A similar dynamic is at play in the 4th District, which covers Central Washington, where Newhouse faces several Republican challengers and a single Democrat in the primary.
Culp is the best-known of the challengers. The former small town police chief and 2020 gubernatorial candidate beat a crowded field of GOP rivals in the primary that year but lost to Gov. Jay Inslee by more than half a million votes.
As of Wednesday, spending groups had dropped about $1.5 million into the primary, attacking Culp and supporting Newhouse — a particularly hefty sum in the largely rural congressional district.
“Newhouse has to hit me. He has to try to knock me down,” said Culp, citing internal polling showing him leading the primary race.
Newhouse’s campaign did not respond to messages seeking comment.
The spending includes $214,000 from Americans Keeping Country First, a super PAC defending Republican members of Congress who voted to impeach Trump. The group was founded by allies of Rep. Adam Kinzinger, R-Ill., an impeachment supporter and member of the Jan. 6 committee, according to The Washington Post.
Nearly $1.2 million has come in from the Defending Main Street super PAC, which backs House GOP incumbents against far-right challengers. The group’s top donors include a major cryptocurrency exchange and unions representing plumbers, firefighters and engineers.
That group’s ads include mailers targeting Culp as a “self-dealing conman,” citing his campaign spending in the 2020 gubernatorial race, according to the Washington Observer, which covers campaign finance in the state. That spending included reimbursing himself $48,000 for lost wages and mileage, as well as large unexplained payments to vendors.

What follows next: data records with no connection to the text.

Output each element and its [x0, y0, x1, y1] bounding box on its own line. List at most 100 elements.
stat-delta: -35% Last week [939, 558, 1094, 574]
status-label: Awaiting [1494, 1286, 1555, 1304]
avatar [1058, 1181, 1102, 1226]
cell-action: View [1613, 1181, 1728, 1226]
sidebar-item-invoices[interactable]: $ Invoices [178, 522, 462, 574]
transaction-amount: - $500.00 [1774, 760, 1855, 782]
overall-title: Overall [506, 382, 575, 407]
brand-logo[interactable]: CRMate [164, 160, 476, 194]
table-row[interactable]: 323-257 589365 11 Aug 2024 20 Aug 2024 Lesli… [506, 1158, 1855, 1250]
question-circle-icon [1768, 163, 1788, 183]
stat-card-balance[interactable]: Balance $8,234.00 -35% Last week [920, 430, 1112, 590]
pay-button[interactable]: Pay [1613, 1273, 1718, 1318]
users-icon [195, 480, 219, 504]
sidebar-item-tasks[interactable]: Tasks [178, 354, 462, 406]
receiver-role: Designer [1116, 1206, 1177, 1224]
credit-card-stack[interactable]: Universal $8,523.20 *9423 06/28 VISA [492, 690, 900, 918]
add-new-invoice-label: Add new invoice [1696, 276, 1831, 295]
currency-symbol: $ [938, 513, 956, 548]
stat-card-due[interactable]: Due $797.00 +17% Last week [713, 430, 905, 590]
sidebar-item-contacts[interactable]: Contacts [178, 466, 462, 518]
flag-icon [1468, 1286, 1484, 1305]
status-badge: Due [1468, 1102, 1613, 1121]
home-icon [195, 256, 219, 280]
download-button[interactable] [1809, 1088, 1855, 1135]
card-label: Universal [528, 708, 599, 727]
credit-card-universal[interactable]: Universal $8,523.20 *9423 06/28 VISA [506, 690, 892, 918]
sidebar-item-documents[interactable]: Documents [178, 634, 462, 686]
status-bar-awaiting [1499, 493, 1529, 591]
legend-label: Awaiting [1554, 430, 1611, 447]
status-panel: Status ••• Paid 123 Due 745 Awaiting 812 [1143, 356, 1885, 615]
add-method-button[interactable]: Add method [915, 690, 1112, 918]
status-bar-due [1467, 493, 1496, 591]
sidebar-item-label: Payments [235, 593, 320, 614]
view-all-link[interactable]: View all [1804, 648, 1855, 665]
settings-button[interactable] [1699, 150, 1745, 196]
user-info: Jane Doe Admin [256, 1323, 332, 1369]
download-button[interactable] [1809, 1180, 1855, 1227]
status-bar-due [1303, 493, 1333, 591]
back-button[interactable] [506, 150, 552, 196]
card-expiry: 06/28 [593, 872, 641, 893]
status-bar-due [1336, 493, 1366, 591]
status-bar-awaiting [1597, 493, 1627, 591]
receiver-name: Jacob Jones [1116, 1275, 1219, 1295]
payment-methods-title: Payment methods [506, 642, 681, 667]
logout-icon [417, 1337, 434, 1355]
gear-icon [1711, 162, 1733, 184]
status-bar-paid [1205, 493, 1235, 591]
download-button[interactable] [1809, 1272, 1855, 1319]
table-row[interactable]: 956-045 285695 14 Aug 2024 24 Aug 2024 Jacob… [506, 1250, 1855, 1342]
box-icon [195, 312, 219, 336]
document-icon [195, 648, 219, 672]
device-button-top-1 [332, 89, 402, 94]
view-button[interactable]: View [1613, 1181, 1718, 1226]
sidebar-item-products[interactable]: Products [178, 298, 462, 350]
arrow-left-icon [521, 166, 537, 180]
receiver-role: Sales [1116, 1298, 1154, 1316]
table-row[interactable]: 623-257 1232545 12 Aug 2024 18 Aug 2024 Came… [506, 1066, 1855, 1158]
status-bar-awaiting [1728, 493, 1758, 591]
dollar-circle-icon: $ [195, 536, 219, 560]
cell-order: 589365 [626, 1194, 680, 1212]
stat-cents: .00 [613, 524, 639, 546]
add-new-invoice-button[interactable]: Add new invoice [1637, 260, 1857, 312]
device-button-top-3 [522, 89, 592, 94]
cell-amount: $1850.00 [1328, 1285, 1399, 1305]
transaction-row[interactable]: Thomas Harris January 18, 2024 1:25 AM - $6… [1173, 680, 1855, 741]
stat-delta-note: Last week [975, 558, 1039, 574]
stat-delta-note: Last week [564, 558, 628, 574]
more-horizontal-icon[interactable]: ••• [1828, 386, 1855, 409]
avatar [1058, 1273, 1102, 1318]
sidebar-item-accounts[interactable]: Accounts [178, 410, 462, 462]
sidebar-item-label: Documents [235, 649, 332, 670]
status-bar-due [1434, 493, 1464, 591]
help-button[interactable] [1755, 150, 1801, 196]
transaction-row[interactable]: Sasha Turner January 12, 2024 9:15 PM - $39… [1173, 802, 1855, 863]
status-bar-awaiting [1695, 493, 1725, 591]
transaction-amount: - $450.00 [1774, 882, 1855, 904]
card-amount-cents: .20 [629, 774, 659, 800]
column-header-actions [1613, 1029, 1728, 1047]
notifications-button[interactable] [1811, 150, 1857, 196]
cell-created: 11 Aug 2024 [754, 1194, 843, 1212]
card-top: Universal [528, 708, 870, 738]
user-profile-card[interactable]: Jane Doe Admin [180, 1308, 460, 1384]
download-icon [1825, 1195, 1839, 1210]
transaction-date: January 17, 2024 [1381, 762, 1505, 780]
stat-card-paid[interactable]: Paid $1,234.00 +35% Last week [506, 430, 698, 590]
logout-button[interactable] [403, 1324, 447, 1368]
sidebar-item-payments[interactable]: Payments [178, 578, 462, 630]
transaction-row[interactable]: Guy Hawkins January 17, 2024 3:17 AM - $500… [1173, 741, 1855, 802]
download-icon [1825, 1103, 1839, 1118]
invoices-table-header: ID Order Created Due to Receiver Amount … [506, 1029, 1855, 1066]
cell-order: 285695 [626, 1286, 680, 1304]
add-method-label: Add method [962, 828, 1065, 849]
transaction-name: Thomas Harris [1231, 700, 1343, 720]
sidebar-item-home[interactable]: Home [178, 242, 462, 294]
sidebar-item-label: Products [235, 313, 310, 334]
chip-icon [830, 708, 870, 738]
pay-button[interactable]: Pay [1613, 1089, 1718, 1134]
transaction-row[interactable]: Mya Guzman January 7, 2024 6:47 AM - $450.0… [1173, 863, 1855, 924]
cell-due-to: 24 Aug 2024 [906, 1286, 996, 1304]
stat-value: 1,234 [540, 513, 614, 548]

In addition to Culp, Newhouse is facing several other Republican challengers, including state Rep. Brad Klippert, R-Kennewick, and a Democrat, Doug White, who had a career in international business before returning to Central Washington to farm.
Randy Pepple, a veteran GOP consultant, predicted Newhouse and Herrera Beutler “should win easily” in November “after splintered primaries which show that there is not a united front against them despite all Trump’s bluster.”